Isabelle Claudet professeure de pédiatrie, cheffe du Pôle Enfants et cheffe de service des urgences pédiatriques au CHU de Toulouse
Isabelle Claudet, professeure de pédiatrie et cheffe de service des urgences pédiatriques au CHU de Toulouse, alerte dans une tribune au « Monde » sur le risque encouru par les enfants face à la banalisation de la consommation de cannabis. Les urgences et les services de réanimation pédiatrique sont confrontés à une augmentation des intoxications chez des patients de moins de 2 ans.

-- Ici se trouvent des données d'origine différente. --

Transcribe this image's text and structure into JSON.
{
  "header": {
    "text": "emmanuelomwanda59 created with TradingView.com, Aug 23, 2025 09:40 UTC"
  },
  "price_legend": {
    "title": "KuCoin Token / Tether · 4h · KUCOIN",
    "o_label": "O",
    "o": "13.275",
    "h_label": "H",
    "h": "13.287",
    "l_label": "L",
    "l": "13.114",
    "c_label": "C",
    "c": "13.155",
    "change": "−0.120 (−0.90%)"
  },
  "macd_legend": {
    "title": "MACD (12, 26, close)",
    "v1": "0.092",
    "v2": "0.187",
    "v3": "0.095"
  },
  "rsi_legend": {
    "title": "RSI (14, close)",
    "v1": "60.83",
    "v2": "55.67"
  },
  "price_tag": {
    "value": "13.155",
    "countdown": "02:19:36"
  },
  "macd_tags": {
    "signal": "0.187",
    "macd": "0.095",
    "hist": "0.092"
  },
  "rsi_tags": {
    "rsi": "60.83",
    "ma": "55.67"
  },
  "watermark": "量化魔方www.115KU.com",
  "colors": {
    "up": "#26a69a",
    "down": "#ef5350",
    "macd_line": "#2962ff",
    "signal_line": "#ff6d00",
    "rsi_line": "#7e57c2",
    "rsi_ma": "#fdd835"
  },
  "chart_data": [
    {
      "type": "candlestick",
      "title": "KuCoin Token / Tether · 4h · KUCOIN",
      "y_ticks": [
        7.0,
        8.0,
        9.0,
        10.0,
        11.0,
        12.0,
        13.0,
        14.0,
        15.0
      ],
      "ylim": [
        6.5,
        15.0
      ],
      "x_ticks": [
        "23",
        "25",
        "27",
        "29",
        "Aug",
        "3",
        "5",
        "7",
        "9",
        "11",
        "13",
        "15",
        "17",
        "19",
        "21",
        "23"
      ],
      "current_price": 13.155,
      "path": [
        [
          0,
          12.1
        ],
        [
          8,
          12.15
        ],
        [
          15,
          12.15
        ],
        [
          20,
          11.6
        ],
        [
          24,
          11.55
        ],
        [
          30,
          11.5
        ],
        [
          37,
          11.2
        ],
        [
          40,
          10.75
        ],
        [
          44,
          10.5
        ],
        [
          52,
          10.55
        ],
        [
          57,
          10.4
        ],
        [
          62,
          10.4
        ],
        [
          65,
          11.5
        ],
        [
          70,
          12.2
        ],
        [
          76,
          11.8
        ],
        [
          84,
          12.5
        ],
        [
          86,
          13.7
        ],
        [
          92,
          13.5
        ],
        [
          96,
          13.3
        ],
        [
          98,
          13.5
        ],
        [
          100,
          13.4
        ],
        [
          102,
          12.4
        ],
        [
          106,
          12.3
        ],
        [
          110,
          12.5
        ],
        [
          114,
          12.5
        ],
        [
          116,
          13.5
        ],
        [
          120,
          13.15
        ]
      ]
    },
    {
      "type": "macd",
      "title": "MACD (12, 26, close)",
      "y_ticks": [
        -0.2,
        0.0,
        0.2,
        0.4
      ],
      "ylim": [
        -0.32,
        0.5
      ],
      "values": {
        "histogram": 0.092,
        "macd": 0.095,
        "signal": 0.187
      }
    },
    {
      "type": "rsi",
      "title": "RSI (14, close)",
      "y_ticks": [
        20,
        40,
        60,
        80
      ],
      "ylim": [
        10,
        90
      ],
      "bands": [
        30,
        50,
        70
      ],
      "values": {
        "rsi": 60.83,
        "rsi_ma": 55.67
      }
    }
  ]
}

La France est en tête des pays européens consommateurs de cannabis, les usagers français représentent près du quart de l’ensemble des usagers européens (22 millions), selon les données de l’Observatoire français des drogues et des tendances addictives (OFDT). Même si le marché de l’herbe est en progression et représente 30 % des saisies, la consommation sous forme de résine reste prépondérante, singularité nationale.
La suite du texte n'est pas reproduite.